Hier unterbreche ich - ausnahmsweise - eine Mail und kürze sie ein. Diese ellenlangen und auch langatmigen Texte, die hier an dieser Stelle nun folgen und die ich Michael zum Lesen gab, die möchte ich Euch nämlich nicht zumuten . Wovon die Texte handelten beschrieb ich ja schon kurz. So lasse ich hier nur einige Schlag- und Stichworte stehen, um die Grundströmung der Texte aufzuzeigen.
… Die Lehre vom Nicht-Ich ……. Hören wir Buddhas eigene Worte:
"Die ganze Welt ist wesenlos. Wer dies mit weisem Sinne sieht wird bald des Leidenslebens satt: Das ist der Weg zur Läuterung." ….
----------
Ich wünsche Dir einen wundervollen Tag
Lotte
Liebe Lotte,
ich halte den Buddhismus für eine im wahrsten Sinn des Wortes "trostlose" Lehre (man könnte auch Leere sagen ).
Ich hatte mir zwischendurch öfters gedacht, dass sie Dir nicht gut tut. Eine Lehre, die uns einzureden versucht, dass das Ich eine Illusion sei, ist ein Nährboden dafür, dem Ich keine Bedeutung und auch keine Liebe zu Teil werden zu lassen.
Es widerstrebt mir und entspricht auch nicht meiner Erfahrung, das Leben als eine Quelle von Leiden zu betrachten.
Es ist im fatalen Sinn folgerichtig, auch keine Freuden mehr im Leben zu sehen; jede Wiedergeburt als eine Strafe und als neue Quelle von Leid und als Lösung eine Art von Nichts (Nirwana).
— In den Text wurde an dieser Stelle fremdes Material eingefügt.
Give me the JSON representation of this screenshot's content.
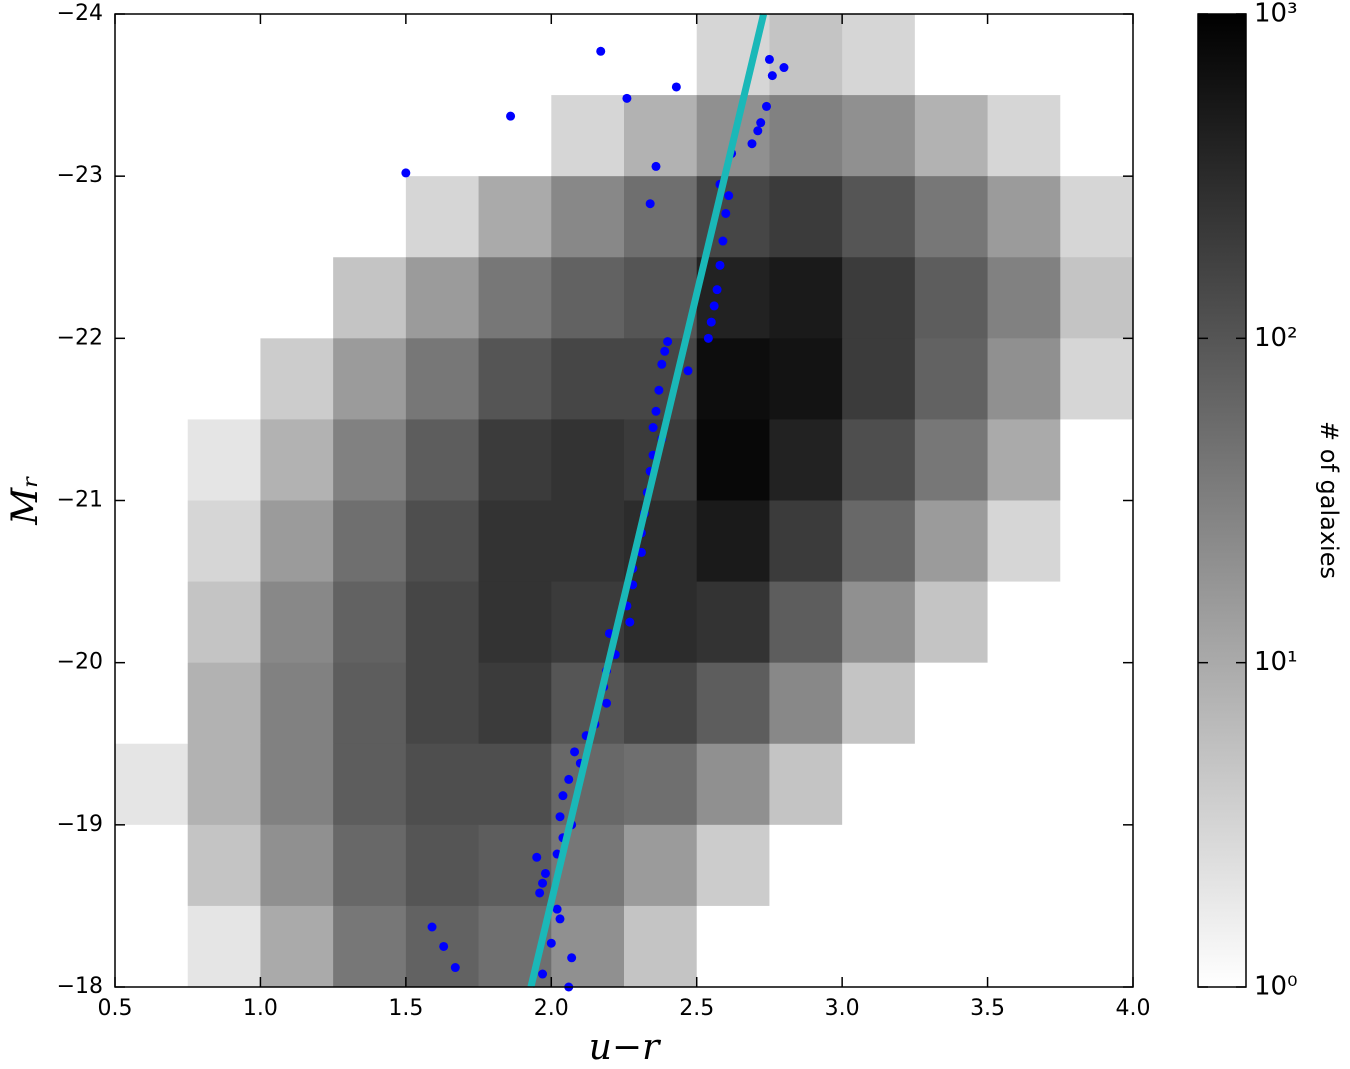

Die Faszination auf europäische Geister ging immer vom Mitleid aus. Schopenhauer (Lehrer von Nietzsche) entwickelte daraus seine Mitleidsethik.
Selbstverständlich ist Mitleid ein wichtiges menschliches Gefühl, aber keineswegs auf den Buddhismus beschränkt, für den selbiges im Übrigen auch nur eine von vielen Illusionen ist, von denen man sich befreien muss.
Liebe Grüße, Michael
Lieber Michael,
Du hast Dir tatsächlich diese ganzen langen Texte durchgelesen!
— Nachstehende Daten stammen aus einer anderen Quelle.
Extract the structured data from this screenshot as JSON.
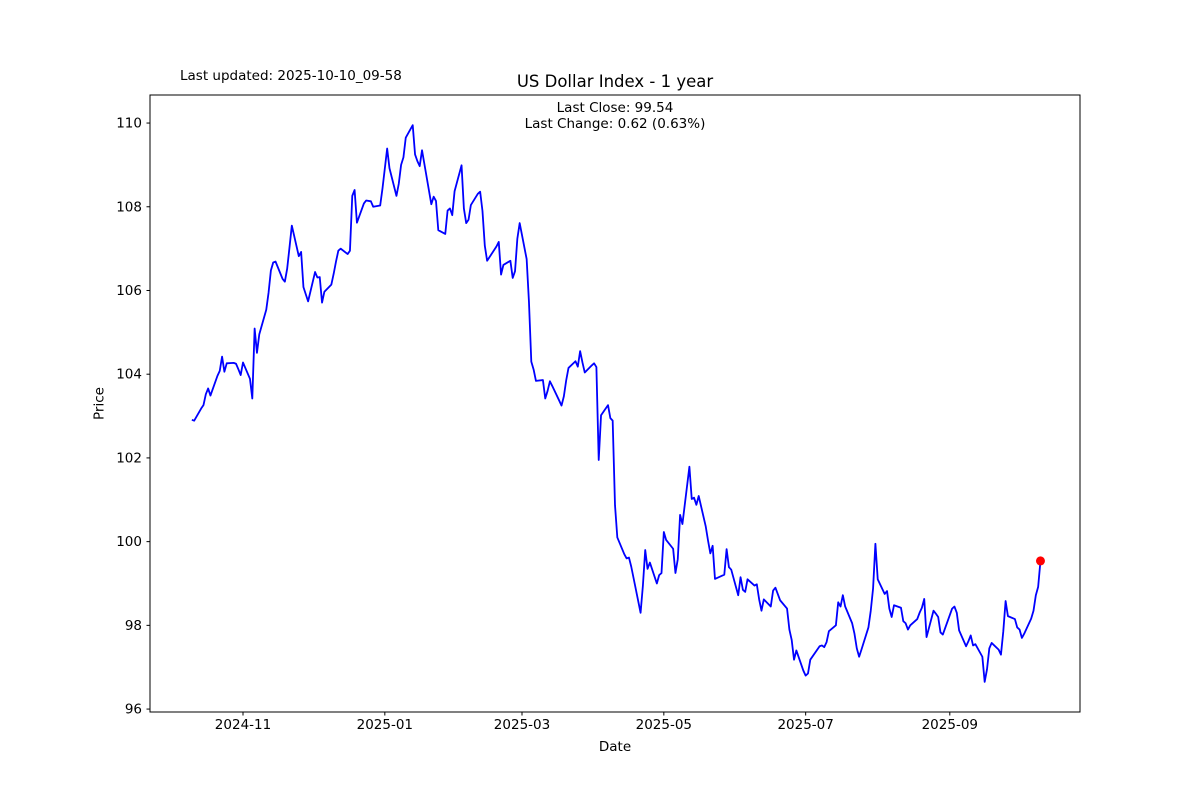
{
  "figure": {
    "title": "US Dollar Index - 1 year",
    "annotation": "Last updated: 2025-10-10_09-58",
    "subtitle_line1": "Last Close: 99.54",
    "subtitle_line2": "Last Change: 0.62 (0.63%)",
    "xlabel": "Date",
    "ylabel": "Price"
  },
  "chart_data": {
    "type": "line",
    "title": "US Dollar Index - 1 year",
    "xlabel": "Date",
    "ylabel": "Price",
    "last_close": 99.54,
    "last_change": "0.62 (0.63%)",
    "legend": "none",
    "grid": false,
    "line_color": "#0000ff",
    "marker_color": "#ff0000",
    "axis_color": "#000000",
    "xlim": [
      "2024-09-22",
      "2025-10-27"
    ],
    "ylim": [
      95.93,
      110.67
    ],
    "y_ticks": [
      96,
      98,
      100,
      102,
      104,
      106,
      108,
      110
    ],
    "x_ticks": [
      {
        "label": "2024-11",
        "date": "2024-11-01"
      },
      {
        "label": "2025-01",
        "date": "2025-01-01"
      },
      {
        "label": "2025-03",
        "date": "2025-03-01"
      },
      {
        "label": "2025-05",
        "date": "2025-05-01"
      },
      {
        "label": "2025-07",
        "date": "2025-07-01"
      },
      {
        "label": "2025-09",
        "date": "2025-09-01"
      }
    ],
    "series": [
      {
        "name": "US Dollar Index",
        "dates": [
          "2024-10-10",
          "2024-10-11",
          "2024-10-14",
          "2024-10-15",
          "2024-10-16",
          "2024-10-17",
          "2024-10-18",
          "2024-10-21",
          "2024-10-22",
          "2024-10-23",
          "2024-10-24",
          "2024-10-25",
          "2024-10-28",
          "2024-10-29",
          "2024-10-30",
          "2024-10-31",
          "2024-11-01",
          "2024-11-04",
          "2024-11-05",
          "2024-11-06",
          "2024-11-07",
          "2024-11-08",
          "2024-11-11",
          "2024-11-12",
          "2024-11-13",
          "2024-11-14",
          "2024-11-15",
          "2024-11-18",
          "2024-11-19",
          "2024-11-20",
          "2024-11-21",
          "2024-11-22",
          "2024-11-25",
          "2024-11-26",
          "2024-11-27",
          "2024-11-29",
          "2024-12-02",
          "2024-12-03",
          "2024-12-04",
          "2024-12-05",
          "2024-12-06",
          "2024-12-09",
          "2024-12-10",
          "2024-12-11",
          "2024-12-12",
          "2024-12-13",
          "2024-12-16",
          "2024-12-17",
          "2024-12-18",
          "2024-12-19",
          "2024-12-20",
          "2024-12-23",
          "2024-12-24",
          "2024-12-26",
          "2024-12-27",
          "2024-12-30",
          "2024-12-31",
          "2025-01-02",
          "2025-01-03",
          "2025-01-06",
          "2025-01-07",
          "2025-01-08",
          "2025-01-09",
          "2025-01-10",
          "2025-01-13",
          "2025-01-14",
          "2025-01-15",
          "2025-01-16",
          "2025-01-17",
          "2025-01-21",
          "2025-01-22",
          "2025-01-23",
          "2025-01-24",
          "2025-01-27",
          "2025-01-28",
          "2025-01-29",
          "2025-01-30",
          "2025-01-31",
          "2025-02-03",
          "2025-02-04",
          "2025-02-05",
          "2025-02-06",
          "2025-02-07",
          "2025-02-10",
          "2025-02-11",
          "2025-02-12",
          "2025-02-13",
          "2025-02-14",
          "2025-02-18",
          "2025-02-19",
          "2025-02-20",
          "2025-02-21",
          "2025-02-24",
          "2025-02-25",
          "2025-02-26",
          "2025-02-27",
          "2025-02-28",
          "2025-03-03",
          "2025-03-04",
          "2025-03-05",
          "2025-03-06",
          "2025-03-07",
          "2025-03-10",
          "2025-03-11",
          "2025-03-12",
          "2025-03-13",
          "2025-03-14",
          "2025-03-17",
          "2025-03-18",
          "2025-03-19",
          "2025-03-20",
          "2025-03-21",
          "2025-03-24",
          "2025-03-25",
          "2025-03-26",
          "2025-03-27",
          "2025-03-28",
          "2025-03-31",
          "2025-04-01",
          "2025-04-02",
          "2025-04-03",
          "2025-04-04",
          "2025-04-07",
          "2025-04-08",
          "2025-04-09",
          "2025-04-10",
          "2025-04-11",
          "2025-04-14",
          "2025-04-15",
          "2025-04-16",
          "2025-04-17",
          "2025-04-21",
          "2025-04-22",
          "2025-04-23",
          "2025-04-24",
          "2025-04-25",
          "2025-04-28",
          "2025-04-29",
          "2025-04-30",
          "2025-05-01",
          "2025-05-02",
          "2025-05-05",
          "2025-05-06",
          "2025-05-07",
          "2025-05-08",
          "2025-05-09",
          "2025-05-12",
          "2025-05-13",
          "2025-05-14",
          "2025-05-15",
          "2025-05-16",
          "2025-05-19",
          "2025-05-20",
          "2025-05-21",
          "2025-05-22",
          "2025-05-23",
          "2025-05-27",
          "2025-05-28",
          "2025-05-29",
          "2025-05-30",
          "2025-06-02",
          "2025-06-03",
          "2025-06-04",
          "2025-06-05",
          "2025-06-06",
          "2025-06-09",
          "2025-06-10",
          "2025-06-11",
          "2025-06-12",
          "2025-06-13",
          "2025-06-16",
          "2025-06-17",
          "2025-06-18",
          "2025-06-20",
          "2025-06-23",
          "2025-06-24",
          "2025-06-25",
          "2025-06-26",
          "2025-06-27",
          "2025-06-30",
          "2025-07-01",
          "2025-07-02",
          "2025-07-03",
          "2025-07-07",
          "2025-07-08",
          "2025-07-09",
          "2025-07-10",
          "2025-07-11",
          "2025-07-14",
          "2025-07-15",
          "2025-07-16",
          "2025-07-17",
          "2025-07-18",
          "2025-07-21",
          "2025-07-22",
          "2025-07-23",
          "2025-07-24",
          "2025-07-25",
          "2025-07-28",
          "2025-07-29",
          "2025-07-30",
          "2025-07-31",
          "2025-08-01",
          "2025-08-04",
          "2025-08-05",
          "2025-08-06",
          "2025-08-07",
          "2025-08-08",
          "2025-08-11",
          "2025-08-12",
          "2025-08-13",
          "2025-08-14",
          "2025-08-15",
          "2025-08-18",
          "2025-08-19",
          "2025-08-20",
          "2025-08-21",
          "2025-08-22",
          "2025-08-25",
          "2025-08-26",
          "2025-08-27",
          "2025-08-28",
          "2025-08-29",
          "2025-09-02",
          "2025-09-03",
          "2025-09-04",
          "2025-09-05",
          "2025-09-08",
          "2025-09-09",
          "2025-09-10",
          "2025-09-11",
          "2025-09-12",
          "2025-09-15",
          "2025-09-16",
          "2025-09-17",
          "2025-09-18",
          "2025-09-19",
          "2025-09-22",
          "2025-09-23",
          "2025-09-24",
          "2025-09-25",
          "2025-09-26",
          "2025-09-29",
          "2025-09-30",
          "2025-10-01",
          "2025-10-02",
          "2025-10-03",
          "2025-10-06",
          "2025-10-07",
          "2025-10-08",
          "2025-10-09",
          "2025-10-10"
        ],
        "values": [
          102.91,
          102.89,
          103.18,
          103.26,
          103.52,
          103.66,
          103.49,
          103.96,
          104.08,
          104.42,
          104.06,
          104.26,
          104.27,
          104.25,
          104.12,
          103.98,
          104.28,
          103.89,
          103.42,
          105.09,
          104.51,
          104.95,
          105.54,
          105.95,
          106.48,
          106.67,
          106.69,
          106.28,
          106.21,
          106.52,
          107.03,
          107.55,
          106.82,
          106.92,
          106.08,
          105.74,
          106.44,
          106.31,
          106.32,
          105.71,
          105.97,
          106.14,
          106.4,
          106.69,
          106.95,
          107.0,
          106.87,
          106.95,
          108.26,
          108.4,
          107.62,
          108.08,
          108.15,
          108.13,
          108.0,
          108.03,
          108.44,
          109.39,
          108.92,
          108.26,
          108.55,
          109.0,
          109.18,
          109.65,
          109.95,
          109.25,
          109.09,
          108.97,
          109.35,
          108.06,
          108.24,
          108.14,
          107.44,
          107.35,
          107.91,
          107.96,
          107.8,
          108.37,
          108.99,
          107.96,
          107.61,
          107.69,
          108.04,
          108.31,
          108.36,
          107.9,
          107.07,
          106.71,
          107.05,
          107.16,
          106.38,
          106.61,
          106.71,
          106.3,
          106.46,
          107.24,
          107.61,
          106.75,
          105.72,
          104.3,
          104.11,
          103.84,
          103.86,
          103.42,
          103.6,
          103.83,
          103.72,
          103.37,
          103.25,
          103.47,
          103.85,
          104.15,
          104.31,
          104.18,
          104.55,
          104.28,
          104.04,
          104.21,
          104.26,
          104.17,
          101.95,
          103.02,
          103.26,
          102.95,
          102.89,
          100.87,
          100.1,
          99.7,
          99.6,
          99.62,
          99.4,
          98.3,
          98.95,
          99.8,
          99.35,
          99.5,
          99.0,
          99.2,
          99.25,
          100.23,
          100.04,
          99.83,
          99.25,
          99.58,
          100.64,
          100.42,
          101.79,
          101.02,
          101.05,
          100.88,
          101.09,
          100.37,
          100.03,
          99.72,
          99.9,
          99.11,
          99.21,
          99.82,
          99.39,
          99.33,
          98.72,
          99.15,
          98.85,
          98.8,
          99.1,
          98.95,
          98.98,
          98.62,
          98.35,
          98.62,
          98.45,
          98.83,
          98.9,
          98.6,
          98.4,
          97.9,
          97.65,
          97.18,
          97.4,
          96.92,
          96.8,
          96.85,
          97.18,
          97.5,
          97.52,
          97.48,
          97.6,
          97.86,
          98.0,
          98.55,
          98.45,
          98.72,
          98.45,
          98.05,
          97.8,
          97.45,
          97.25,
          97.42,
          97.95,
          98.35,
          98.88,
          99.95,
          99.1,
          98.75,
          98.82,
          98.4,
          98.2,
          98.48,
          98.42,
          98.1,
          98.05,
          97.9,
          98.0,
          98.15,
          98.3,
          98.42,
          98.63,
          97.72,
          98.35,
          98.28,
          98.2,
          97.83,
          97.78,
          98.4,
          98.45,
          98.3,
          97.88,
          97.5,
          97.62,
          97.76,
          97.52,
          97.55,
          97.25,
          96.65,
          96.95,
          97.45,
          97.58,
          97.42,
          97.3,
          97.85,
          98.58,
          98.22,
          98.15,
          97.95,
          97.9,
          97.7,
          97.8,
          98.16,
          98.35,
          98.72,
          98.92,
          99.54
        ]
      }
    ],
    "last_point_marker": {
      "date": "2025-10-10",
      "value": 99.54
    }
  }
}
Die Frage, die sich für mich hier stellt, ist weniger, ob diese Lehre () mir guttut, sondern ob sie wahr ist!
Es stimmt schon - je intensiver man sich damit beschäftigt, desto weniger Trost gibt sie. Aber sie will ja auch keinen Trost geben, sondern alle "Illusionen" entlarven.
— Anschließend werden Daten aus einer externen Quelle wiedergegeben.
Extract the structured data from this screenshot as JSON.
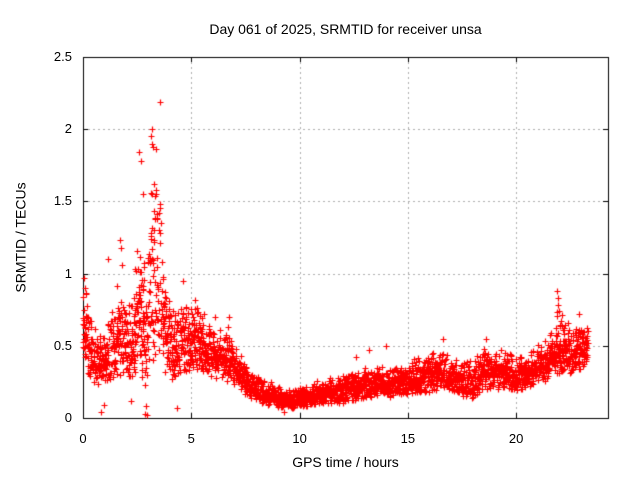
{
  "chart_data": {
    "type": "scatter",
    "title": "Day 061 of 2025, SRMTID for receiver unsa",
    "xlabel": "GPS time / hours",
    "ylabel": "SRMTID / TECUs",
    "xlim": [
      0,
      24.24
    ],
    "ylim": [
      0,
      2.5
    ],
    "xticks": [
      0,
      5,
      10,
      15,
      20
    ],
    "yticks": [
      0,
      0.5,
      1,
      1.5,
      2,
      2.5
    ],
    "grid": true,
    "grid_style": "dashed",
    "legend": "none",
    "marker_shape": "plus",
    "marker_color": "#ff0000",
    "marker_size_px": 7,
    "grid_color": "#b0b0b0",
    "axis_color": "#000000",
    "background_color": "#ffffff",
    "data_x_start": 0.0,
    "data_x_end": 23.3,
    "sample_step_hours": 0.0125,
    "peak_point": [
      3.55,
      2.19
    ],
    "envelope_bins": [
      [
        0.0,
        0.35,
        1.0
      ],
      [
        0.3,
        0.28,
        0.8
      ],
      [
        0.6,
        0.22,
        0.62
      ],
      [
        1.0,
        0.24,
        0.65
      ],
      [
        1.4,
        0.26,
        0.9
      ],
      [
        1.8,
        0.26,
        1.05
      ],
      [
        2.2,
        0.26,
        0.78
      ],
      [
        2.6,
        0.3,
        1.35
      ],
      [
        2.9,
        0.06,
        1.1
      ],
      [
        3.1,
        0.32,
        1.75
      ],
      [
        3.3,
        0.36,
        2.0
      ],
      [
        3.55,
        0.4,
        1.65
      ],
      [
        3.8,
        0.3,
        1.0
      ],
      [
        4.2,
        0.24,
        0.82
      ],
      [
        4.6,
        0.3,
        0.95
      ],
      [
        5.0,
        0.32,
        0.85
      ],
      [
        5.4,
        0.32,
        0.78
      ],
      [
        5.8,
        0.28,
        0.7
      ],
      [
        6.2,
        0.27,
        0.62
      ],
      [
        6.7,
        0.25,
        0.7
      ],
      [
        7.0,
        0.22,
        0.52
      ],
      [
        7.5,
        0.16,
        0.42
      ],
      [
        8.0,
        0.11,
        0.32
      ],
      [
        8.5,
        0.09,
        0.27
      ],
      [
        9.0,
        0.07,
        0.23
      ],
      [
        9.5,
        0.06,
        0.2
      ],
      [
        10.0,
        0.07,
        0.22
      ],
      [
        10.5,
        0.08,
        0.25
      ],
      [
        11.0,
        0.09,
        0.28
      ],
      [
        11.5,
        0.1,
        0.3
      ],
      [
        12.0,
        0.1,
        0.3
      ],
      [
        12.5,
        0.12,
        0.34
      ],
      [
        13.0,
        0.13,
        0.35
      ],
      [
        13.5,
        0.15,
        0.37
      ],
      [
        14.0,
        0.14,
        0.38
      ],
      [
        14.5,
        0.15,
        0.38
      ],
      [
        15.0,
        0.16,
        0.4
      ],
      [
        15.5,
        0.17,
        0.43
      ],
      [
        16.0,
        0.18,
        0.45
      ],
      [
        16.5,
        0.19,
        0.48
      ],
      [
        17.0,
        0.18,
        0.45
      ],
      [
        17.5,
        0.14,
        0.42
      ],
      [
        18.0,
        0.13,
        0.44
      ],
      [
        18.5,
        0.19,
        0.5
      ],
      [
        19.0,
        0.2,
        0.5
      ],
      [
        19.5,
        0.2,
        0.48
      ],
      [
        20.0,
        0.17,
        0.45
      ],
      [
        20.5,
        0.2,
        0.46
      ],
      [
        21.0,
        0.24,
        0.52
      ],
      [
        21.5,
        0.26,
        0.56
      ],
      [
        21.9,
        0.28,
        0.78
      ],
      [
        22.2,
        0.3,
        0.7
      ],
      [
        22.6,
        0.3,
        0.63
      ],
      [
        23.0,
        0.34,
        0.68
      ],
      [
        23.3,
        0.38,
        0.66
      ]
    ],
    "outlier_points": [
      [
        0.05,
        0.97
      ],
      [
        0.08,
        0.9
      ],
      [
        0.15,
        0.86
      ],
      [
        0.83,
        0.04
      ],
      [
        0.95,
        0.09
      ],
      [
        1.15,
        1.1
      ],
      [
        1.7,
        1.23
      ],
      [
        1.75,
        1.18
      ],
      [
        1.8,
        1.06
      ],
      [
        2.2,
        0.12
      ],
      [
        2.6,
        1.84
      ],
      [
        2.7,
        1.78
      ],
      [
        2.75,
        1.55
      ],
      [
        2.88,
        0.03
      ],
      [
        2.9,
        0.08
      ],
      [
        2.95,
        0.02
      ],
      [
        3.15,
        1.95
      ],
      [
        3.2,
        2.0
      ],
      [
        3.2,
        1.9
      ],
      [
        3.25,
        1.88
      ],
      [
        3.3,
        1.62
      ],
      [
        3.35,
        1.58
      ],
      [
        3.5,
        1.42
      ],
      [
        3.55,
        2.19
      ],
      [
        3.6,
        1.35
      ],
      [
        4.35,
        0.07
      ],
      [
        4.6,
        0.95
      ],
      [
        5.15,
        0.82
      ],
      [
        6.1,
        0.7
      ],
      [
        6.75,
        0.7
      ],
      [
        9.3,
        0.04
      ],
      [
        12.6,
        0.42
      ],
      [
        13.2,
        0.47
      ],
      [
        14.0,
        0.5
      ],
      [
        16.6,
        0.55
      ],
      [
        18.6,
        0.55
      ],
      [
        21.9,
        0.88
      ],
      [
        21.92,
        0.83
      ],
      [
        21.95,
        0.78
      ],
      [
        22.0,
        0.74
      ],
      [
        22.9,
        0.72
      ]
    ]
  }
}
Auch für mich ist dieses endgültige Ziel - das "Erlöschen", wie es auch genannt wird - nichts, dass ich mit frohem Herzen anstreben kann; nichts, das sich auch nur ansatzweise gut anfühlt. Wenn man es einmal wirklich bis ganz zuende denkt, fühlt es sich beängstigend und vernichtend an. Ich merke nun, wie sich das, was wir beide hier tun, in keiner Weise mit dem verträgt was ich im Bezug auf diese Lehre zu verstehen glaube.
Entweder ich habe alles was dort "gelehrt" wird völlig falsch interpretiert, oder es stimmt da etwas nicht.
Du schreibst es ja auch: Ich kann nicht versuchen mich zu lieben, mich zu stärken solange ich davon ausgehe, dass dieses "Ich" eh überwunden werden soll, da es nur eine Illusion ist. Und ich habe damit – mit meinem „Ich“ - sowieso schon große Probleme.
Dabei gilt auch im Buddhismus, man solle andere genauso lieben wie sich selbst. Das ist doch aber ein Widerspruch - wer kann denn eine Illusion lieben.
Ich kann mir nicht bewusst Freude suchen, solange ich glaube, dass Freude nur "unerkanntes Leid" ist, das dazu führt, sich an etwas zu hängen, das vergänglich und daher zu überwinden ist.
Deine Ansicht dazu hilft mir sehr! Denn bisher glaubte ich, mein Unbehagen bei der Beschäftigung käme daher, dass ich etwas falsch oder schief interpretiere. Darum die von mir empfundenen Widersprüche.
Ich muss von vorne beginnen. Es stimmt so nicht mehr.
Auch wenn ich draußen in der Natur bin, dort alles bewusst wahrnehme spüre ich das.
Du glaubst an einen "festen Kern" in uns?
Einen lieben Gruß
Lotte
Liebe Lotte,
ich habe mich mit allen Religionen beschäftigt, sonst könnte ich Dir nicht mehr oder weniger aus dem Stegreif auf so einen „verschwurbelten“ Text antworten.
Ich halte den Buddhismus für eine menschenfeindliche Lehre. Nachdem sie regional doch auf Südostasien beschränkt ist, ging ich davon aus, dass sie vielleicht der Mentalität der dort lebenden Menschen entgegen kommt. Das weiß ich aber nicht. Jedenfalls stecken im Buddhismus mehr Widersprüche als Lösungen und fast glaube ich, dass er ein Teil Deiner Probleme ist.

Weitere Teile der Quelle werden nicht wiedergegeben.